Covid and the Future of the Stock Market: Will Another Crash Occur?
The fear of another stock market crash due to the Covid strain is palpable, but can we truly predict such an event?
The Psychology Behind Market Crashes
Market crashes are emotional reactions to underlying weaknesses or events that highlight risks taken for profit. No amount of regulations or circuit breakers can prevent these emotional responses because human creativity is boundless, especially during times of panic. Just as prison guards fail during a riot despite all security measures, these safeguards fail when market confidence is shaken.
The Cynical View: Grim Signs on the Horizon
The GameStop and similar incidents show that the stock market is more a gambling den than an equity market, which undermines investor confidence. Additionally, the real estate market has become incredibly volatile, raising further concerns about market stability.
While the initial triggers for a crash are clear, it is not imminent. Recent trends, such as a significant market correction after a long period of stability, indicate that bulls may continue to drive the market.

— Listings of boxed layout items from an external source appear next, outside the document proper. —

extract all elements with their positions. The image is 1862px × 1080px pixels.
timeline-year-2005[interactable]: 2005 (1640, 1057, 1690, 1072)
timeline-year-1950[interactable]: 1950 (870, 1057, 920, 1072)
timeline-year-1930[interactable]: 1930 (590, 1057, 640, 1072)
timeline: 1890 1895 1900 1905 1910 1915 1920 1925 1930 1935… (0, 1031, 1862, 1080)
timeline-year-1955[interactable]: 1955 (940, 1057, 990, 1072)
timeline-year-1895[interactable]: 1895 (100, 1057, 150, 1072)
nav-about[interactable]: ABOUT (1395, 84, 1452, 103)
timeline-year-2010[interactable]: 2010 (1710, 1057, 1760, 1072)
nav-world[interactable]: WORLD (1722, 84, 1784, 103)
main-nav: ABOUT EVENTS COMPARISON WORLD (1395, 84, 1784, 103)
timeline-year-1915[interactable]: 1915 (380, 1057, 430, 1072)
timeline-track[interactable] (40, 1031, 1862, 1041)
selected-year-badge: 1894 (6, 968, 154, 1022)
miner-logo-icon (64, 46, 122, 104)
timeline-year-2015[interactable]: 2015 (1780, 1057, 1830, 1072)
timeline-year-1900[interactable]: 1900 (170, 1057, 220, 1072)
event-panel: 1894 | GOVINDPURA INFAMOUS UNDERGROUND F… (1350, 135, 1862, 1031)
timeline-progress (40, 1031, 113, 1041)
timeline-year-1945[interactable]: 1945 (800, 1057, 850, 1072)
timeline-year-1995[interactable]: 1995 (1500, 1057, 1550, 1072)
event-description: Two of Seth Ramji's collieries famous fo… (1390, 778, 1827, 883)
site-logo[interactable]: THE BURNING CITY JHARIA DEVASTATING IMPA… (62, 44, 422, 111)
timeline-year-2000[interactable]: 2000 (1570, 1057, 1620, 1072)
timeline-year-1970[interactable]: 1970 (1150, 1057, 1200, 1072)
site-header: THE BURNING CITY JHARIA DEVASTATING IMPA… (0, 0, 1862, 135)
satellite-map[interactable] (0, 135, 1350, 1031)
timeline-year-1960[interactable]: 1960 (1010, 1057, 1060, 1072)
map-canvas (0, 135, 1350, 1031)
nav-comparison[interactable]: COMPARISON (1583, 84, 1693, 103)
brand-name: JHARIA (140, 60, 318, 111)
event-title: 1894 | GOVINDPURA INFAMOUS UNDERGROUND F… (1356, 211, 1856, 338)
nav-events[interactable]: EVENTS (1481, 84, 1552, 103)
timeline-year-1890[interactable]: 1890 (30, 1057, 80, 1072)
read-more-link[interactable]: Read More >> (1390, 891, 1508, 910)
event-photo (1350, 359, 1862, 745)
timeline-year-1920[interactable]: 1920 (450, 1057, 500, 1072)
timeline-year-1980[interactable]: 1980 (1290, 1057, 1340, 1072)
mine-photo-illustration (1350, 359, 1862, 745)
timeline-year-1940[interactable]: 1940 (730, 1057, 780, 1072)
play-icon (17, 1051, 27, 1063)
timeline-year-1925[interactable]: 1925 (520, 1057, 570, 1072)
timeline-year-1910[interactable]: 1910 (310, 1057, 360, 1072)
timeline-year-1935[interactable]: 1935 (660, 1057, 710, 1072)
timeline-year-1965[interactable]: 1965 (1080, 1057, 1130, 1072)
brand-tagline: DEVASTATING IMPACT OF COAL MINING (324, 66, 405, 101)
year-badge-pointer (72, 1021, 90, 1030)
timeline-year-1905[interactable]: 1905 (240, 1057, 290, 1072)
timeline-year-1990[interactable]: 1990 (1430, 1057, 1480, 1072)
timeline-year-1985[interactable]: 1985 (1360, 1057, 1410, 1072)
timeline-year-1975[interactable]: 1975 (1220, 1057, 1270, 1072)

The Optimistic Perspective: Market Trends and Investor Sentiment
Despite fears, the market is not likely to crash soon. The immediate catalysts for a crash, such as the impact of the recent Covid strain on global markets, are temporary. As long as the vaccines continue to be effective, the market dynamics will remain favorable.
However, the market is currently overbought and overheated. This overconfidence could lead to a correction or even a crash in the near future. Therefore, it's important to remain cautious and consider investing in lower-priced stocks that offer more margin for error.
Investment Advice for Beginners
Divest from high-valued stocks: As a newcomer, it's wise to stick to stocks priced around 40 or less. This strategy helps mitigate the risks associated with volatile markets. Monitor FII data: Foreign institutional investors (FIIs) are continuously pumping money into the market. A significant outflow can signal a correction, but continuous inflows suggest a robust market. Avoid panic during corrections: Market corrections are a natural part of the investment cycle. Learning to weather these corrections builds confidence and resilience.Conclusion
While the possibility of another market crash is real, it's important to approach investment with a balanced and informed perspective. Keep track of market signals and trends to make smart, reasoned decisions.